A minha vida dava um filme – era uma rubrica, se não me engano, da revista Crónica Feminina, dos anos 60 do século passado.
A vida de qualquer pessoa dava um filme, por mais monótona ou “normal” que a vida seja. Tudo depende de quem realiza o filme. Mesma a vida sempre igual, a “vidinha”, como dizia O’Neill, pode transformar-se num grande filme – ou numa grande chatice.
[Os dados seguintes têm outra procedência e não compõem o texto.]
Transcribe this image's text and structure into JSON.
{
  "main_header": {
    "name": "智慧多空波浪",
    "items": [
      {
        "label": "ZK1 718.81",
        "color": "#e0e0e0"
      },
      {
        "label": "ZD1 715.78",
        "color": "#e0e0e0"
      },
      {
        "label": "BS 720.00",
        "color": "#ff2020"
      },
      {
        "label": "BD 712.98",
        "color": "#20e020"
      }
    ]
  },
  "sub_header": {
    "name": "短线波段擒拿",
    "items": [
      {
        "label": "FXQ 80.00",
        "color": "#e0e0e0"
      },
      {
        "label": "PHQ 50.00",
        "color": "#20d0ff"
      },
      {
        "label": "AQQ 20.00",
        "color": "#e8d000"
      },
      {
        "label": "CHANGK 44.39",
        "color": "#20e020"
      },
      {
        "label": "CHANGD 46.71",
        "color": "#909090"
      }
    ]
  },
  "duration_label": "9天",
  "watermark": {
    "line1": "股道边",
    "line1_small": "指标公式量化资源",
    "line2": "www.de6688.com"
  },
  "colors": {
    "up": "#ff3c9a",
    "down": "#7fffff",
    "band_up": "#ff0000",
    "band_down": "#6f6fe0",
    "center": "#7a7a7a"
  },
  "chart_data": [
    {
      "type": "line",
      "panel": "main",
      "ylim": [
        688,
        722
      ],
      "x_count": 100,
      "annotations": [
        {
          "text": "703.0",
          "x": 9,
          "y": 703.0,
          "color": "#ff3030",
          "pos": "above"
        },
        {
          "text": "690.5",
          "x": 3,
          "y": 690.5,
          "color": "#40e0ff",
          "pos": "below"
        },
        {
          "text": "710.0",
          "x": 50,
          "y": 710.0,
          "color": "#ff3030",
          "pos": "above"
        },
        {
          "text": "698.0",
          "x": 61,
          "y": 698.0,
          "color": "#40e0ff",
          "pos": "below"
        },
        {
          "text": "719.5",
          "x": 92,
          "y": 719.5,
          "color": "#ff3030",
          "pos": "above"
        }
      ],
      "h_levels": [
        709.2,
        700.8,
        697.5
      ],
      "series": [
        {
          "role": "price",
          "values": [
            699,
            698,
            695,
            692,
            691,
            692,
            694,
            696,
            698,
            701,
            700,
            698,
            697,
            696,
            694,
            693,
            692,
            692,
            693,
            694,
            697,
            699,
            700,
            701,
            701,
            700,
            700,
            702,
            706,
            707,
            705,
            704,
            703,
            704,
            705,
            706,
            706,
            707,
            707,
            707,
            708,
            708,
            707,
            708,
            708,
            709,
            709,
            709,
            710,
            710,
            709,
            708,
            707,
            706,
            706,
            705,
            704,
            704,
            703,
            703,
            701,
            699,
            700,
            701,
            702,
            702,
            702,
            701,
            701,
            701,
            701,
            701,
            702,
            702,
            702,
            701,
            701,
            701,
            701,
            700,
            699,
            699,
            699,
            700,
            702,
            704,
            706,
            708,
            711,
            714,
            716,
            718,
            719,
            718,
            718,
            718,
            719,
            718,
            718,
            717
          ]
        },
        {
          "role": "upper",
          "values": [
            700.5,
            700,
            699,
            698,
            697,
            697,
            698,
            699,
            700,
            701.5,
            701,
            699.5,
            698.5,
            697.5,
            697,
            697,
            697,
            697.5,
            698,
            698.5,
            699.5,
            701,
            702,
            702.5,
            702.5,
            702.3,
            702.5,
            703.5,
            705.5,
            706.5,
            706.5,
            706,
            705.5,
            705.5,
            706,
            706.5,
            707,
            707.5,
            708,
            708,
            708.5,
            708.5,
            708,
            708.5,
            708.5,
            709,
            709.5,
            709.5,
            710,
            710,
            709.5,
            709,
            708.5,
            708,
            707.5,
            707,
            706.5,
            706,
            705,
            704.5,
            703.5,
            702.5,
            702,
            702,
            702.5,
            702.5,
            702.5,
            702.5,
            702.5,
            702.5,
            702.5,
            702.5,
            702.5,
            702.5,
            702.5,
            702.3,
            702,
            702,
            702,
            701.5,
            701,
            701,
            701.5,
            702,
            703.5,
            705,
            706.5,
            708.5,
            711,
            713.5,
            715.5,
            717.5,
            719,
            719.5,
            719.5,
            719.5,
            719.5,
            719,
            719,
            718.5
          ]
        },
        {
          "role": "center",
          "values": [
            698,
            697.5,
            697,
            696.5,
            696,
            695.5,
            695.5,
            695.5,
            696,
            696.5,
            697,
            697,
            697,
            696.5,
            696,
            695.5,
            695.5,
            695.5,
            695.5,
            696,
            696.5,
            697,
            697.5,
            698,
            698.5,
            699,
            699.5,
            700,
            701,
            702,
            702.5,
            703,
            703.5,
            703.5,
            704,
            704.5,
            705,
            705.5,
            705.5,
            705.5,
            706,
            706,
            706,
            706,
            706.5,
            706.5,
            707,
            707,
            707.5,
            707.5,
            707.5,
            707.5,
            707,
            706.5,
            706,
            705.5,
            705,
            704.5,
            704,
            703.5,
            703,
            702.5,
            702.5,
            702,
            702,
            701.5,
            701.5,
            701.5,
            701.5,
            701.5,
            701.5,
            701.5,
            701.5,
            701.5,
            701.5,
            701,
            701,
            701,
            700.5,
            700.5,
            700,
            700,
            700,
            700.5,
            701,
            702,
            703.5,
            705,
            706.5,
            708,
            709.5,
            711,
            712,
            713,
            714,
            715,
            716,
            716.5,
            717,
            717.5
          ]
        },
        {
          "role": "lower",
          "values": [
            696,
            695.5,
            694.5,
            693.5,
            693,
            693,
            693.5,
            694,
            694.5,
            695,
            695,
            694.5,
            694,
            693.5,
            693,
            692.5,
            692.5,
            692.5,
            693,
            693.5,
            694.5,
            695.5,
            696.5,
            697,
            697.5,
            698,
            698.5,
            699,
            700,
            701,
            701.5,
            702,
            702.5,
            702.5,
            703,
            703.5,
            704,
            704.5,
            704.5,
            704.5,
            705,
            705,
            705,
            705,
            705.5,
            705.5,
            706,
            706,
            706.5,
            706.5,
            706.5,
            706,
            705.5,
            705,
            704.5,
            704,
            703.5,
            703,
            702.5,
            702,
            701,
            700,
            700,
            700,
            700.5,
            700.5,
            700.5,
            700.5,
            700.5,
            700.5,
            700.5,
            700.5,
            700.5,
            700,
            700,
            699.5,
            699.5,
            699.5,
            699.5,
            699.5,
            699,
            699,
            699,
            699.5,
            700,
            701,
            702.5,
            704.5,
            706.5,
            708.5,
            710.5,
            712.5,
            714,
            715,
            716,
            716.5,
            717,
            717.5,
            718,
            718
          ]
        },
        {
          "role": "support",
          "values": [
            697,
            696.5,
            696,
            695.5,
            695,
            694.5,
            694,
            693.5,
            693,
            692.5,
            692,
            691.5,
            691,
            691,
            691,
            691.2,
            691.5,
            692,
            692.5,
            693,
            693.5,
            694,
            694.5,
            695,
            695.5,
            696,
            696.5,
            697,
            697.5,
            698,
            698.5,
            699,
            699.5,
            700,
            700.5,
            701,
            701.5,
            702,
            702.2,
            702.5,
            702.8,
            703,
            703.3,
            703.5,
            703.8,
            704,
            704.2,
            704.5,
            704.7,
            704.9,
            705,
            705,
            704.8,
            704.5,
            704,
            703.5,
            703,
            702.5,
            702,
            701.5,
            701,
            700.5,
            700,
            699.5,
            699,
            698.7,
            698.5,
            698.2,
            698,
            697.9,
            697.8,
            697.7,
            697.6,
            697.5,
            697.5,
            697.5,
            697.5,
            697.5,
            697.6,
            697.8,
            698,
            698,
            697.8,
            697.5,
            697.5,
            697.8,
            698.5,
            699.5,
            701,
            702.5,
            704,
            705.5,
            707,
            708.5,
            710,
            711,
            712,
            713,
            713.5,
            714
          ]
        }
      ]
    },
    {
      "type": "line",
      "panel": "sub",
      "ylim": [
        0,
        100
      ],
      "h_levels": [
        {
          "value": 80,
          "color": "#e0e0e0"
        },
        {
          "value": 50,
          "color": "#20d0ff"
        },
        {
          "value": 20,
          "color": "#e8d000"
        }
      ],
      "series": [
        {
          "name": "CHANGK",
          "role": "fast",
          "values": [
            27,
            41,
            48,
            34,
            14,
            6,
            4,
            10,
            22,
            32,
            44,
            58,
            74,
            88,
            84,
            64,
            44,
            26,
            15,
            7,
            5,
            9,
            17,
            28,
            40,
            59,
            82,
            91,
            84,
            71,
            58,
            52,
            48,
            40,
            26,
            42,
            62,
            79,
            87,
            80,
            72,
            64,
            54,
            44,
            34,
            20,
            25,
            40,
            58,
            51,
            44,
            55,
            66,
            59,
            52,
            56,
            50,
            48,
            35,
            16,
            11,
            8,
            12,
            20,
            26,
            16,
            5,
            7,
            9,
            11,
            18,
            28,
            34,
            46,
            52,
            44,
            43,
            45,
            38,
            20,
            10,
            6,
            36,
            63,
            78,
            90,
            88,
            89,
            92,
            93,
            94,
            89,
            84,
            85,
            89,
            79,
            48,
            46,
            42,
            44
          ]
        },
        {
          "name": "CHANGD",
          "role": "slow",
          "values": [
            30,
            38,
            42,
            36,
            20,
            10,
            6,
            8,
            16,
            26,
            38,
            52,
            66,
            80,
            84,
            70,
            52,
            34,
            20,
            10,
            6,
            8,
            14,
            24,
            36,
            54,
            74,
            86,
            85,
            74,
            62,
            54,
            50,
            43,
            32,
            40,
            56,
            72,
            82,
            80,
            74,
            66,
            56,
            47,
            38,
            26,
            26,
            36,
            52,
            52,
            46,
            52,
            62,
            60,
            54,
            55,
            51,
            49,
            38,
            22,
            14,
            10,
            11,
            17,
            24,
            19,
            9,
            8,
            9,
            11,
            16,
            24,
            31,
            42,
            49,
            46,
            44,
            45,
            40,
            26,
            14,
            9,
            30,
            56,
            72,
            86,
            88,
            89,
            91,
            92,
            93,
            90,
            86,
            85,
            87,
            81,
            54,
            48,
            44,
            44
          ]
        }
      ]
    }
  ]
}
Ora, pelos vistos, a curta vida de Peter Sellers (54 anos), parece ter sido tudo menos monótona. Este filme de Hopkins mostra-nos um Sellers dominado por uma mãe possessiva, muito dado a caprichos e crises de fúria, dominado pelas personagens que ele próprio foi criando, ao longo da sua carreira, desde o tempo em que ganhava a vida como cómico de rádio, até ao momento em que atingiu a celebridade, com os filmes da série Pantera Cor-de-rosa e, sobretudo, com Dr. Strangelove, de Kubrick.
Geoffrey Rush faz um excelente Peter Sellers, assumindo todos os seus tiques conhecidos: a maneira de andar, os truques vocais, os “accent”. O filme mostra-nos que Sellers não existia por si (há uma cena em que o actor se olha ao espelho e não vê nenhum reflexo). Sellers era as personagens que encarnava.
Egocêntrico, caprichoso, muito provavelmente sociopata, Peter Sellers destruiu-se a si próprio, terminando a sua carreira com “Being There” (“Benvindo Mr. Chance”), um filme sobre alguém que praticamente não existia e que, por isso mesmo, quase chegou a Presidente dos EUA.